Versátil.- adaptable, utilizable en versión monocromo o en color, en tamaño valla publicitaria y en nuestro perfil de Facebook. A ser posible, debería funcionar bien sobre fondos claros y oscuros, o tener previsto cómo implementarlo en esas circunstancias, porque alguna vez patrocinaremos un equipo de petanca con las camisetas del mismo color que nuestro logo y con la identidad corporativa no se puede improvisar, ¡nunca!.

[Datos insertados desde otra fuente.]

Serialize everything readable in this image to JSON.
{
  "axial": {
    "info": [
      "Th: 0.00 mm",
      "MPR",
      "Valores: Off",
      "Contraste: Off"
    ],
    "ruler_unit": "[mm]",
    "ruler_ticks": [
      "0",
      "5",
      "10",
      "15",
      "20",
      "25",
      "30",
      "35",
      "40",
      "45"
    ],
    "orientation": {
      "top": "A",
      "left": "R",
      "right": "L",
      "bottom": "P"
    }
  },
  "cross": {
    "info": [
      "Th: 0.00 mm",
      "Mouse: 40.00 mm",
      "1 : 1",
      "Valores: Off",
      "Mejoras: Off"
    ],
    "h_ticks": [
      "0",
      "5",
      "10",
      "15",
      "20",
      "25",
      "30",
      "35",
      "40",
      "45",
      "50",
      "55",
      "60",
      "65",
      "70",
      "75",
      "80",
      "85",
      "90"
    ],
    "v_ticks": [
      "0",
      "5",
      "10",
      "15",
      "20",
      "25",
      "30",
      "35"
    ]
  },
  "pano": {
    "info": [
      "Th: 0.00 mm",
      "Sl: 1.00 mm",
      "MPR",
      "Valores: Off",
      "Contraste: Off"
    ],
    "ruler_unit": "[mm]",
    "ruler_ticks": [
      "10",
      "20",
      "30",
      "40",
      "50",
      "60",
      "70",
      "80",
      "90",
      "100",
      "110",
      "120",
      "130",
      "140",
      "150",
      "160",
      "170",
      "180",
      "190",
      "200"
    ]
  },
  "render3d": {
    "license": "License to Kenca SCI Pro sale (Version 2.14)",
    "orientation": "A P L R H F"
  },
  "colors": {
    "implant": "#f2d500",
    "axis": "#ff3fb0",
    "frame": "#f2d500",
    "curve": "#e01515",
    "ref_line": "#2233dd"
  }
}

Duradero.- a lo que ayuda mucho la simplicidad. En nuestro logotipo descansa buena parte de nuestra imagen de marca y la inversión que hacemos en ella. Es muy recomendable que nuestro logo se mantenga vivo durante años y años.
Cambio de logotipo
Esto nos lleva a un tema interesante: cuándo y cómo cambiar nuestro logotipo. Desde luego, el cambio del logotipo es un asunto muy relevante, porque tiene grandes implicaciones. Además, es difícil para uno mismo, por la costumbre, tener un punto de vista objetivo sobre la cuestión.
El logotipo de una empresa, además de tener los requisitos mencionados más arriba, hay dos características que, de ninguna manera, puede tener: obsoleto y descuidado.
Antes mencionaba la conveniencia de incluir valores a transmitir a través de nuestro logotipo, del tipo modernidad, diseño, tecnología, porque son valores intangibles que puede transmitir fácilmente un logotipo. De igual forma, un logotipo descuidado o claramente desfasado, transmite a nuestros clientes potenciales una imagen muy negativa de nuestra empresa y generan muy poca confianza; calidad, modernidad, competitividad son valores que difícilmente se asociarán a empresas con un logotipo descuidado.
Así que si nuestro logotipo se ha quedado viejo o no cumple los mínimos estándares es el momento de cambiarlo. Todo serán beneficios.
Revoluciones y evoluciones en el logotipo de Seat
Revolución o evolución
Lo cierto es que no hay, a priori, una respuesta para eso. La decisión estará en función del logotipo que queremos sustituir y de los objetivos que queramos alcanzar. Evolucionar, o modernizar nuestro logotipo no tiene grandes implicaciones si tenemos la precaución de mantenerlo reconocible.
Ni tan siquiera necesitaría de una campaña de comunicación, salvo que queramos utilizar el cambio de logotipo para realizar una campaña estratégica.
Si, por el contrario, el cambio de logotipo obedece a un cambio estratégico, o a un desfase grave de nuestro logotipo, seguramente nos veremos abocados a un cambio radical.
En este caso, eso sí, estaríamos obligados a acompañar el cambio de una política de comunicación y aprovechar la oportunidad para comunicar esos valores de modernidad, preocupación por los detalles, actualización, tecnología, etc. que queremos transmitir a nuestros clientes y que un nuevo logotipo nos puede ayudar a comunicar.